The idea of corporate governance seems at odds with our current reality, where the state is advancing its role across the board. But, strangely enough, in the face of the most aggressive growth of state power in history, the idea is popping up in diverse places.
What if we’re watching the initial death-rattle of the nation-state?
And it would be interesting to see a take on the idea that isn’t dystopic.
I recently read a rather interesting sfnal riff on Obama’s state of the union speech, based on an administration reference to a “New Foundation”:
But I recall reading here or somewhere that Paul Krugman and several other leading economic and legal academic-policymakers had come to their professions wanting to be … Hari Seldon. Deeply attracted to the idea of a mathematically-based psychohistory.
It reminded me of other references to Hari Seldon I’ve heard at convention panels and such, very often in connection with economics. The macro-economic idea of predicting and manipulating society as a whole pre-dates Asimov by several decades, but his view of psychohistory in Foundation has become a seminal influence in SF and, at least subliminally, beyond. . .
And, it is, in fact a horribly dangerous concept. If you’re familiar with my series through the Moreau books, the Hostile Takeover Trilogy, and currently the Apotheosis Trilogy, you’ve seen me use psychohistory as a weapon, which, if it worked, would be a horribly effective one. But that isn’t the main danger of Asimov’s idea. The danger is in the fact that it doesn’t work, and in the fact that the nature of complex chaotic systems means it may never work, but it is still such an inherently seductive idea that otherwise brilliant people can delude themselves into thinking it does work.

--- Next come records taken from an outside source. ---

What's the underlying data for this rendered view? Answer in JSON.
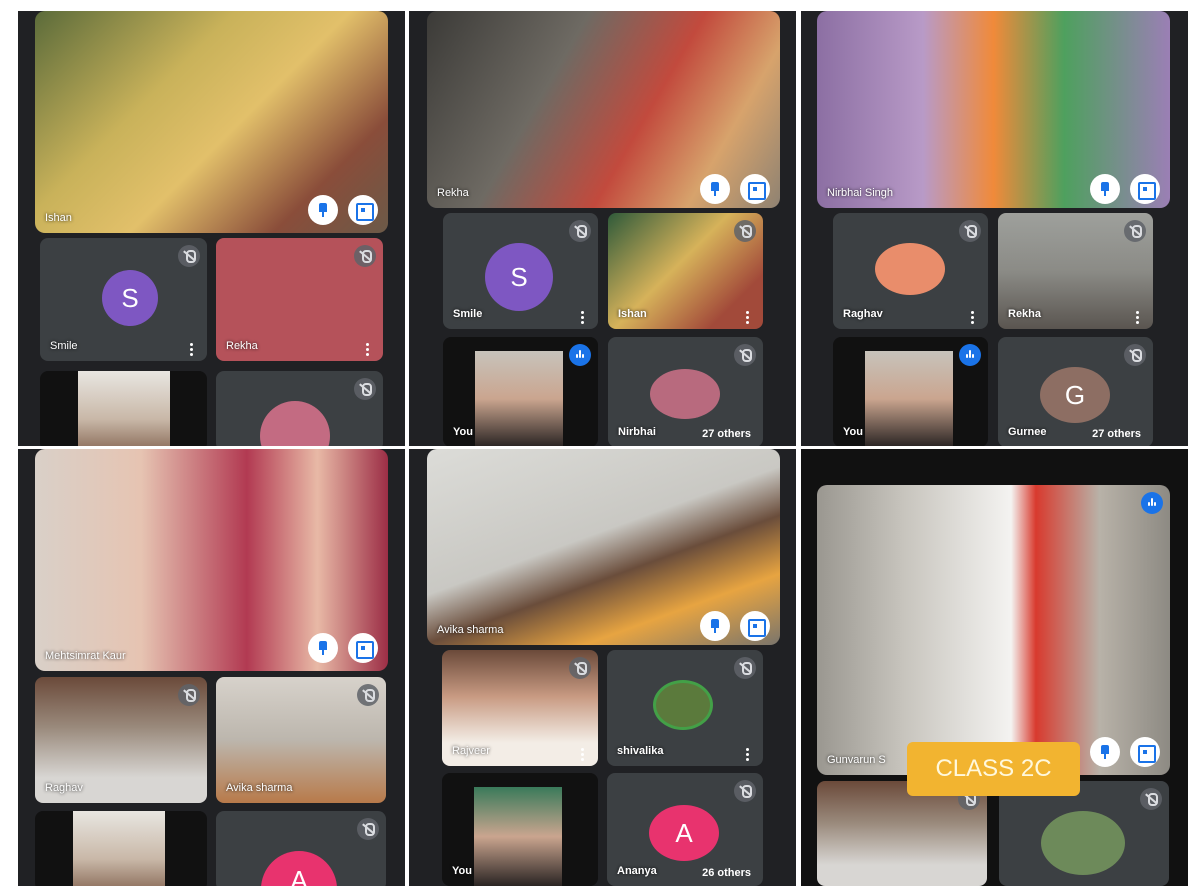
{
  "panels": {
    "p1": {
      "main": {
        "name": "Ishan"
      },
      "tiles": [
        {
          "name": "Smile",
          "avatar_letter": "S"
        },
        {
          "name": "Rekha"
        },
        {
          "name": ""
        },
        {
          "name": ""
        }
      ]
    },
    "p2": {
      "main": {
        "name": "Rekha"
      },
      "tiles": [
        {
          "name": "Smile",
          "avatar_letter": "S"
        },
        {
          "name": "Ishan"
        },
        {
          "name": "You"
        },
        {
          "name": "Nirbhai",
          "others": "27 others"
        }
      ]
    },
    "p3": {
      "main": {
        "name": "Nirbhai Singh"
      },
      "tiles": [
        {
          "name": "Raghav"
        },
        {
          "name": "Rekha"
        },
        {
          "name": "You"
        },
        {
          "name": "Gurnee",
          "others": "27 others",
          "avatar_letter": "G"
        }
      ]
    },
    "p4": {
      "main": {
        "name": "Mehtsimrat Kaur"
      },
      "tiles": [
        {
          "name": "Raghav"
        },
        {
          "name": "Avika sharma"
        },
        {
          "name": ""
        },
        {
          "name": "",
          "avatar_letter": "A"
        }
      ]
    },
    "p5": {
      "main": {
        "name": "Avika sharma"
      },
      "tiles": [
        {
          "name": "Rajveer"
        },
        {
          "name": "shivalika"
        },
        {
          "name": "You"
        },
        {
          "name": "Ananya",
          "others": "26 others",
          "avatar_letter": "A"
        }
      ]
    },
    "p6": {
      "main": {
        "name": "Gunvarun S"
      },
      "tiles": [
        {
          "name": ""
        },
        {
          "name": ""
        }
      ]
    }
  },
  "class_label": "CLASS 2C",
  "colors": {
    "panel_bg": "#202124",
    "tile_bg": "#3c4043",
    "avatar_purple": "#7e57c2",
    "avatar_brown": "#8d6e63",
    "avatar_pink": "#e8336e",
    "accent_blue": "#1a73e8",
    "class_tag": "#f2b430"
  }
}
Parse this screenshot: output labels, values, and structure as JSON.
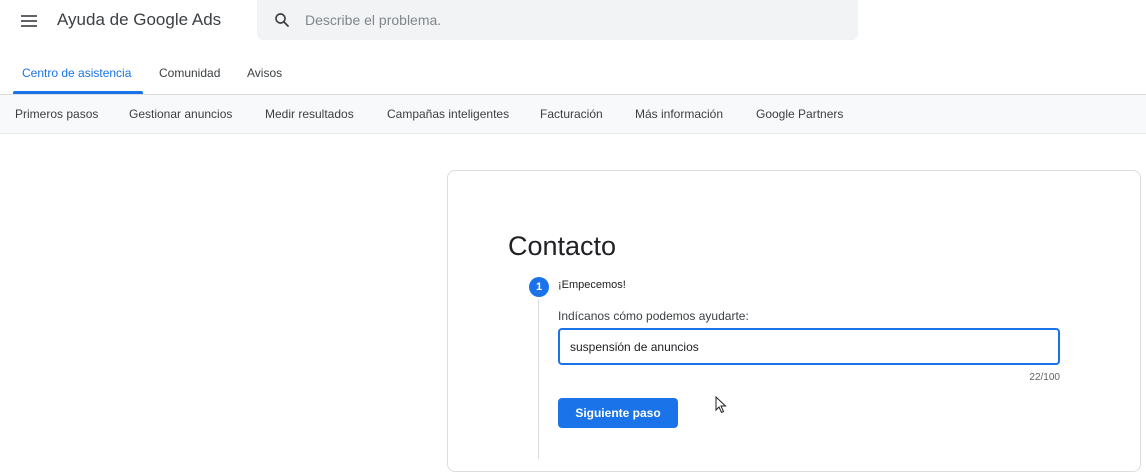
{
  "header": {
    "menu_icon": "hamburger-menu-icon",
    "title": "Ayuda de Google Ads",
    "search": {
      "icon": "search-icon",
      "placeholder": "Describe el problema.",
      "value": ""
    }
  },
  "tabs": [
    {
      "label": "Centro de asistencia",
      "active": true
    },
    {
      "label": "Comunidad",
      "active": false
    },
    {
      "label": "Avisos",
      "active": false
    }
  ],
  "subnav": {
    "items": [
      {
        "label": "Primeros pasos"
      },
      {
        "label": "Gestionar anuncios"
      },
      {
        "label": "Medir resultados"
      },
      {
        "label": "Campañas inteligentes"
      },
      {
        "label": "Facturación"
      },
      {
        "label": "Más información"
      },
      {
        "label": "Google Partners"
      }
    ]
  },
  "contact": {
    "title": "Contacto",
    "step": {
      "number": "1",
      "title": "¡Empecemos!",
      "field_label": "Indícanos cómo podemos ayudarte:",
      "field_value": "suspensión de anuncios",
      "counter": "22/100",
      "next_button": "Siguiente paso"
    }
  },
  "colors": {
    "accent": "#1a73e8",
    "search_bg": "#f1f3f4",
    "subnav_bg": "#f8f9fa",
    "border": "#dadce0"
  }
}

Our economy has taken a nose-dive, and continues to do so, because of smart men who believed that if they controlled the right variable, tweaked the right interest rate, raised the right tax or passed the right regulation, that society would do as it was told. It rarely does, and the more centralized the decision making, the more perverse the eventual outcomes— and the worse the result, the more drastic the reactions by the people who thought they were in control.